Interpretive Summary: The Hessian fly (Mayetiola destructor) is one of the most destructive insects of wheat. The insect is currently controlled almost exclusively by host plant resistance. The challenge for the host plant resistance strategy is that resistance conferred by R-genes is short lived, lasting for about 6 to 8 years. Therefore, new strategies with durability should be explored. To develop new strategies, we need to understand how the insect attacks wheat. This paper is towards understanding why some of the plants are resistant while others are susceptible to Hessian fly attack. We found that Hessian fly larvae can manipulate wheat to produce nutrition necessary for the insect growth and development in susceptible plants. Specifically, more sugars are converted into amino acids to provide a balanced nutrition for the insect. In the resistant plants, this conversion process is inhibited, resulting in larval death of the insect.

Technical Abstract: Carbon/nitrogen (C/N) metabolism and C/N allocation have an important implication in plant-insect interactions. Here we used the wheat-Hessian fly (HF) (Mayetiola destructor) system to analyze C/N metabolism in susceptible and resistant host plants. We found that the majority of genes involved in C/N metabolism were differentially regulated between susceptible and resistant plants, and that different C/N metabolites accumulated to different levels at the HF feeding site. In susceptible plants, the feeding site became a carbon-source sink and a center for conversion of carbon-containing compounds (C-compounds, consisting of carbon, hydrogen, and oxygen) into nitrogen-containing compounds (N-compounds).
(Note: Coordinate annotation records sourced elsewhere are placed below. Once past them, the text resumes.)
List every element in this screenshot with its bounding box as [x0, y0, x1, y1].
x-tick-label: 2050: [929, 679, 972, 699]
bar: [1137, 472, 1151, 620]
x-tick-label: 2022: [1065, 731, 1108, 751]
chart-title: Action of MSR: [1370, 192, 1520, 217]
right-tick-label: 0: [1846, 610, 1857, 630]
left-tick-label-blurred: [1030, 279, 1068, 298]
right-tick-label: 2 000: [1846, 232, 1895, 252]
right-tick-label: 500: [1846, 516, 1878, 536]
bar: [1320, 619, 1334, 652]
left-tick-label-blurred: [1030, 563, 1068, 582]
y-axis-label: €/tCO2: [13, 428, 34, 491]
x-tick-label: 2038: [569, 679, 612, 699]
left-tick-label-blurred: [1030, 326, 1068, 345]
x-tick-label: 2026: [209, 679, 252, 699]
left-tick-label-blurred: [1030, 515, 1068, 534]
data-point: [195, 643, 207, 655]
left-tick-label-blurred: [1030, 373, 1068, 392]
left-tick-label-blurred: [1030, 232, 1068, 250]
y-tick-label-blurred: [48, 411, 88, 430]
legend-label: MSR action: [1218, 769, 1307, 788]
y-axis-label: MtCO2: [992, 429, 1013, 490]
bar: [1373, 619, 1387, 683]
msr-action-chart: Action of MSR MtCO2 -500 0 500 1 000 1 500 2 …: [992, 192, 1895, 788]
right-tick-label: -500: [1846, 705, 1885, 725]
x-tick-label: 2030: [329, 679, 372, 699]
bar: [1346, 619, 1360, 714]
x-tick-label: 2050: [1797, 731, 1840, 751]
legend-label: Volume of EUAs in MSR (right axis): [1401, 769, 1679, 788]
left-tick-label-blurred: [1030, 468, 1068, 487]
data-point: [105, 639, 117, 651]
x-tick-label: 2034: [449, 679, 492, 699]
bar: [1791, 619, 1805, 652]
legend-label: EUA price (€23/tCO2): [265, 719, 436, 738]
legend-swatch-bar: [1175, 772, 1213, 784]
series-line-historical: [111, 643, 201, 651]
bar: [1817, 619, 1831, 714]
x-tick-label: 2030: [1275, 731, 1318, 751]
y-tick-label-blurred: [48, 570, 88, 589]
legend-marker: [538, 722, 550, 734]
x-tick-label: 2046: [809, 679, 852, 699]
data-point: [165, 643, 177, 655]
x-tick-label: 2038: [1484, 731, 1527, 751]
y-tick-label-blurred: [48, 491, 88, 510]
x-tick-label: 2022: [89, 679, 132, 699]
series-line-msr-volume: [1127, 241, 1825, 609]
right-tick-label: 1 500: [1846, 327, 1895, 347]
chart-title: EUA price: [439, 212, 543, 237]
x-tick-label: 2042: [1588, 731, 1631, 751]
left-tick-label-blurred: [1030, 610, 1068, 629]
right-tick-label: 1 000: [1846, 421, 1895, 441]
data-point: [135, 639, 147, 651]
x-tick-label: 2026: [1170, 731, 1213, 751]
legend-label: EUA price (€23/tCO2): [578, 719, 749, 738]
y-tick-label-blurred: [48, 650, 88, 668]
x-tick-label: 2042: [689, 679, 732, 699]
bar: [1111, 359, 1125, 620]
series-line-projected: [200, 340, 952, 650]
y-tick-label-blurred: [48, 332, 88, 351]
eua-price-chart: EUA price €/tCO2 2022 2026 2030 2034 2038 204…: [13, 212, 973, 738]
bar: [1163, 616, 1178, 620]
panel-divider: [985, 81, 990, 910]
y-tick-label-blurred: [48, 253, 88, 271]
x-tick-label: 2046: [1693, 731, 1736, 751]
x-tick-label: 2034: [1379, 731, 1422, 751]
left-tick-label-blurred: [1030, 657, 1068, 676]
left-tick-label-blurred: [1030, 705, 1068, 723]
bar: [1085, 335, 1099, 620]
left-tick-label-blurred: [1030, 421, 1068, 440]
There was a 36% decrease in C-compounds and a 46% increase in N-compounds at the feeding site in susceptible plants. The C/N shift was achieved through coordinated regulation of genes in central metabolic pathways including glycolysis, tricarboxylic acid cycle, pentose phosphate pathway, urea cycle, and various pathways for amino acid synthesis. In resistant plants, the feeding site functioned like a nitrogen-source sink. The imported nitrogen in the form of asparagine may be converted into secondary metabolites toxic to insects and other phenylproponoids for cell wall strengthening. Our data suggest that the carbon-source sink and the conversion of C-compounds into N-compounds at the feeding site in susceptible plants may be a necessary condition for HF larvae to survive and develop, while the increase in phenylproponoids and other toxic secondary metabolites may be part of the resistance mechanism.